酸素を胸一杯に吸い込み、二酸化炭素を排出する。肺が冷たくなった感じがする。雲一つ無い、暗い空に失笑の笑みを浮かべた。俺らしくない。目は冴えていて、やけに風の音が聴こえて瞳を閉じれば、まるで異世界にいる気分のよう。すると、嗅ぎ慣れている煙が鼻を掠めた。勿論、その匂いに覚えは有った。風に乗って流れてくる煙草の煙の主が急に愛しくなった。煙草の匂いのせいで、胸が苦しくなっているのは、理由を尋ねる程では無かった。敢えて、気付いていない振りをしていれば、次に足音が段々と近付いてくるのが聴こえた。その足音は真横で止まった。俺はまだ目蓋を伏せたまま、ただ息を繰り返しているだけだった。すると後ろに回り込むように足音は新たに聴こえて、次に襲ってきたのは背中への衝撃だった。ずっしりと重みが掛かって、危うく前のめりになりそうなところをなんとか持ちこたえる。伏せていた目蓋も上げる羽目になった。すると、後ろからは乾いた笑いと煙を吐き出す息遣いが間近に感じた。お互いに口を開く事もせず、互いの息遣いを聴いたり、背中伝いに在る温もりを感じたり、再び目蓋を伏せて色々物思いに更けたり。その時間は長く感じて
、けどそれは心地好くて暫くは動けないでいた。正確に言えば、この時間を崩したくなくて、動かないでいた、のが良いのかもしれない。ようやく、目蓋を抉じ開けると月明かりが少しだけ眩しく見えた。いつも通りの明るさだと云うのに、可笑しい。小さく溜息混じりに息を吐き出すと、後ろから声を掛けられた。夕方に話したのに、その声を聴くのが随分久しいような錯覚を起こしそうになる。酷くその声に酔っているのも、分からない位に。

「寝れねえの、そしたら王サマに会いたくなった」
「…都合の良い、」
「イヤ?」
「まさか」

そこで同時に小さく笑い声が洩れた。背中から伝わる小刻みに揺れる肩先にも愛着が沸く。背中から体温が離れたと思ったら、今度は真横に並んで、肩先に頭を預けられる。滅多に甘えないのに、こうして甘えてくるのは不思議では有ったが、特に気にすることも無かった。再び沈黙が流れる。空の片手を、相手の肩に回して引き寄せれば、安心したのか安堵の息を洩らすのが聴こえた。

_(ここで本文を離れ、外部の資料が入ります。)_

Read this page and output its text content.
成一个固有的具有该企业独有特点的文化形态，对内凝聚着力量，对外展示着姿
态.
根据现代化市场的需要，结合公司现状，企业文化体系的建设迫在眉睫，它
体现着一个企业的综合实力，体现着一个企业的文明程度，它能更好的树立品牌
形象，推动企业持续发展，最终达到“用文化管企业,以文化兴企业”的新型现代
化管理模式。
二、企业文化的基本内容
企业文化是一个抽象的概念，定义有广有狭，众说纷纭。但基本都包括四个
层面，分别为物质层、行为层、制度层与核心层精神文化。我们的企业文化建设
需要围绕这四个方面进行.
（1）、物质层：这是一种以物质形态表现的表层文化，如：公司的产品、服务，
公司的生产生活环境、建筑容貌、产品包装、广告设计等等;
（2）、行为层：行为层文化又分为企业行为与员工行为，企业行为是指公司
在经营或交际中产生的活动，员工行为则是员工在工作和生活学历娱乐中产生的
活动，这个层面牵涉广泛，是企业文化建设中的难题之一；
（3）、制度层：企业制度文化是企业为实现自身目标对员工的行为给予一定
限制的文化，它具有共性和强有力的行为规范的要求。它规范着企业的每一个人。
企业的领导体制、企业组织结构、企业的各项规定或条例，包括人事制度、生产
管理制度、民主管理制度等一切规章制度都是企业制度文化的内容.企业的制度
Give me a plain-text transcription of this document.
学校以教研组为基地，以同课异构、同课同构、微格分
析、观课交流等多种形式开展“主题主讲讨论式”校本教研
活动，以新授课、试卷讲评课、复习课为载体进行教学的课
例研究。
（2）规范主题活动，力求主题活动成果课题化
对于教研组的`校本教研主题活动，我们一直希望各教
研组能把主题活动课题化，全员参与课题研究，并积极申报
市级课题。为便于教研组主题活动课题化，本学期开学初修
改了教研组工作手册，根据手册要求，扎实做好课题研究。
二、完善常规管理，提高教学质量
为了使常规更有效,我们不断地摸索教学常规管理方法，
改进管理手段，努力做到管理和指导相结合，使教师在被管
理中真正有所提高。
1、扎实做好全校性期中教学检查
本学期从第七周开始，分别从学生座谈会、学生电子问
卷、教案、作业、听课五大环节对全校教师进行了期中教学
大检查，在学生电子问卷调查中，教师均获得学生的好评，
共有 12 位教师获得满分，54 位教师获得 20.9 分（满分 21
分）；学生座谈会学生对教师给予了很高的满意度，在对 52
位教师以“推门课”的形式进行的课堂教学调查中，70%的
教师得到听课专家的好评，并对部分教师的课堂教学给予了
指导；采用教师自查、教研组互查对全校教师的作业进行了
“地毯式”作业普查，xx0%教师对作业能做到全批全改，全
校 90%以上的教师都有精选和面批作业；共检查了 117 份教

「王サマは、明日も、一年後も、その後も、こうして一緒に居られると思う?」
「…んだよ、急に」
「何と、なく。離れたく、ないさ」

肩先から離れた天化の瞳を捉えた。途端に、瞳は揺らいで、双眸を細めて、小さく半ば無理矢理に笑みを向けられた。その寂しそうな笑みの本意に気付けなかった俺は、そのまま抱き寄せて頭を撫で遣った。天化の言葉に応える事はしないで、いつもよりか細い肩先を抱き締めながら、先程の言葉と笑みの意を考えた。それでもその正しい答えは見つからずに、モヤモヤが心の中に集った。
急に顔を上げた天化は、言葉を交わす事も無く俺の唇に朱く熟れたそれを押し付けた。間近に在るその瞳は微かに潤んでいたことに気付かない振りをして、酸素ごとその唇を啄んだ。